Interview réalisée le 08/04/2020
Rumporter : Pouvez-vous nous faire un point à date de l’évolution de la maladie à la Barbade. Pouvez-vous nous raconter concrètement comment vous vous êtes organisés sur le site de production. Quels métiers sont en télétravail, au chômage partiel ou nécessitent une présence physique ?
Raphael Grisoni : Covid 19 n’est pas timide du tout à la Barbade avec 60 cas et 3 morts pour une île de 280 000 personnes (au 8 Avril 2020).
Nous avons anticipé en prenant des mesures de protection du staff très tôt dans cette crise sanitaire. Pour ne pas risquer la santé de nos employés, nous avons mis en place une procédure sanitaire impliquant notamment du gel hydroalcoolique que nous avons distribué. Ainsi, nous avons fermé notre centre de visite le 23 mars ainsi que notre centre de distribution le 24 mars. Nous avons arrêté toutes nos opérations le 27 mars (embouteillage, distillerie) une semaine avant le lockdown officiel. Les employés travaillant sur l’outil informatique (finance, service client, marketing, RH et moi-même) opérons en télétravail et cela fonctionne bien avec des visioconférences quotidiennes et d’autres hebdomadaires.
R : Un peu partout dans le monde, les distilleries se mobilisent pour produire de l’alcool destiné à la fabrication de gel avec le soutien des autorités de régulation (douanes, fraudes), est-ce qu’un effort similaire est mis en place à la Barbade ?
RG : Je n’ai pas de visibilité sur ce que font les autres distilleries car il n’y a pas d’action concertée mais quelqu’un que tu connais très bien fait des vidéos tous les jours pour parler de l’alcool qu’il fait pour les hôpitaux (normal il a un contrat et il vend ce type d’alcool toute l’année). Pour nous, qui n’avons pas de colonne qui produise de l’alcool neutre, nous avons dû modifier l’outil. Nous avons fait un premier batch de 2 000 bouteilles de hand sanitiser avec la formule de l’OMS que nous avons donné au Barbados Health Supply (départment gouvernemental qui gère le supply des hôpitaux et des pharmacies).
Nous ne pouvons plus trouver les autres ingrédients nécessaires à la fabrication autre que l’alcool bien sur donc notre prochaine production (le 15 avril quand le confinement total sera levé) sera des gels hydroalcolliques avec de l’alcool à 80% et un dénaturant. La production prévue est de 28 500 bouteilles de 175 cl nous donnerons au personnel soignant des hôpitaux et centres médicaux. Cela représente une aide de 500 000 dollars barbadien. C’est dans l’ADN de la distillerie et de notre marque de soutenir notre communauté directe et indirecte.

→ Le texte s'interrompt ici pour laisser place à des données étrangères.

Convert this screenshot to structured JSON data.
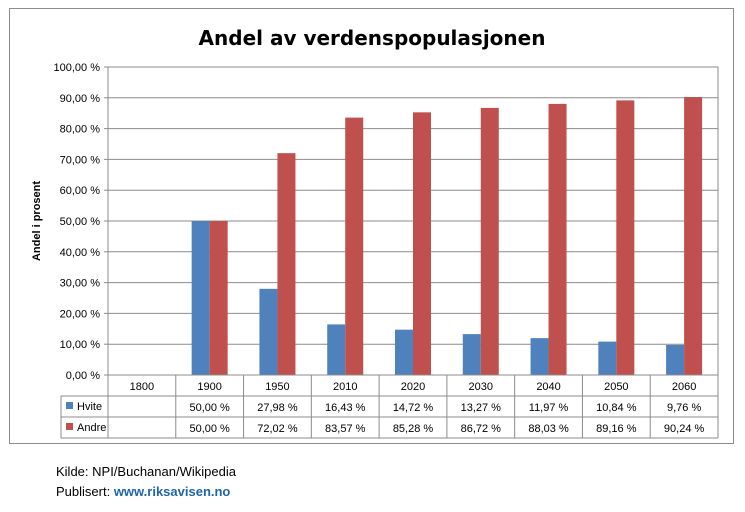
{
  "chart_data": {
    "type": "bar",
    "title": "Andel av verdenspopulasjonen",
    "ylabel": "Andel i prosent",
    "xlabel": "",
    "categories": [
      "1800",
      "1900",
      "1950",
      "2010",
      "2020",
      "2030",
      "2040",
      "2050",
      "2060"
    ],
    "series": [
      {
        "name": "Hvite",
        "color": "#4f81bd",
        "values": [
          null,
          50.0,
          27.98,
          16.43,
          14.72,
          13.27,
          11.97,
          10.84,
          9.76
        ],
        "labels": [
          "",
          "50,00 %",
          "27,98 %",
          "16,43 %",
          "14,72 %",
          "13,27 %",
          "11,97 %",
          "10,84 %",
          "9,76 %"
        ]
      },
      {
        "name": "Andre",
        "color": "#c0504d",
        "values": [
          null,
          50.0,
          72.02,
          83.57,
          85.28,
          86.72,
          88.03,
          89.16,
          90.24
        ],
        "labels": [
          "",
          "50,00 %",
          "72,02 %",
          "83,57 %",
          "85,28 %",
          "86,72 %",
          "88,03 %",
          "89,16 %",
          "90,24 %"
        ]
      }
    ],
    "ylim": [
      0,
      100
    ],
    "yticks": [
      "0,00 %",
      "10,00 %",
      "20,00 %",
      "30,00 %",
      "40,00 %",
      "50,00 %",
      "60,00 %",
      "70,00 %",
      "80,00 %",
      "90,00 %",
      "100,00 %"
    ],
    "grid": true,
    "legend": "data-table"
  },
  "credits": {
    "source": "Kilde: NPI/Buchanan/Wikipedia",
    "published_label": "Publisert: ",
    "published_link": "www.riksavisen.no"
  }
}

R : Comment cela se passe-t-il concrètement ? S’agit-il d’un achat de la part de l’état ? Qui fixe le prix ? A qui devez-vous concrètement livrer cet alcool ?
RG : Tout alcool hand sanitiser pour la Barbade est et sera donné gratuitement. C’est notre soutien à notre communauté.
R : Savez-vous quelles conséquences, la crise impliquera sur votre propre production de rhum ?
RG : Cette pandémie aura sûrement un impact sur la demande, impact qu’il est aujourd’hui bien difficile d’évaluer avec la fermeture mondiale du CHR et la réouverture dans des conditions qui ne sont pas connues. Dès que nous réouvrirons, nous distillerons selon notre planning initial car ce que nous produisons aujourd’hui ne sera utilisé dans nos blends que dans 5, 8, 12, 17 ou 20 ans… En revanche, nous verrons dans quelques mois l’impact de la pandémie sur notre activité d’embouteillage.
R : Avez-vous déjà perçu un impact de la crise sur les ventes ?
RG : Certainement. Ici à la Barbade, il est interdit de vendre de l’alcool depuis la semaine dernière et de toute façon les supermarchés, bars et restaurants sont fermés. Donc nous avons un impact direct sur nos ventes locales, ce qui est inévitable en ces périodes. Pour le reste du monde nous sommes à la même enseigne que nos concurrents/camarades. Mais je vais dire que cela passe au second plan car ce qui est important c’est que l’impact en vies humaines soit le plus bas possible.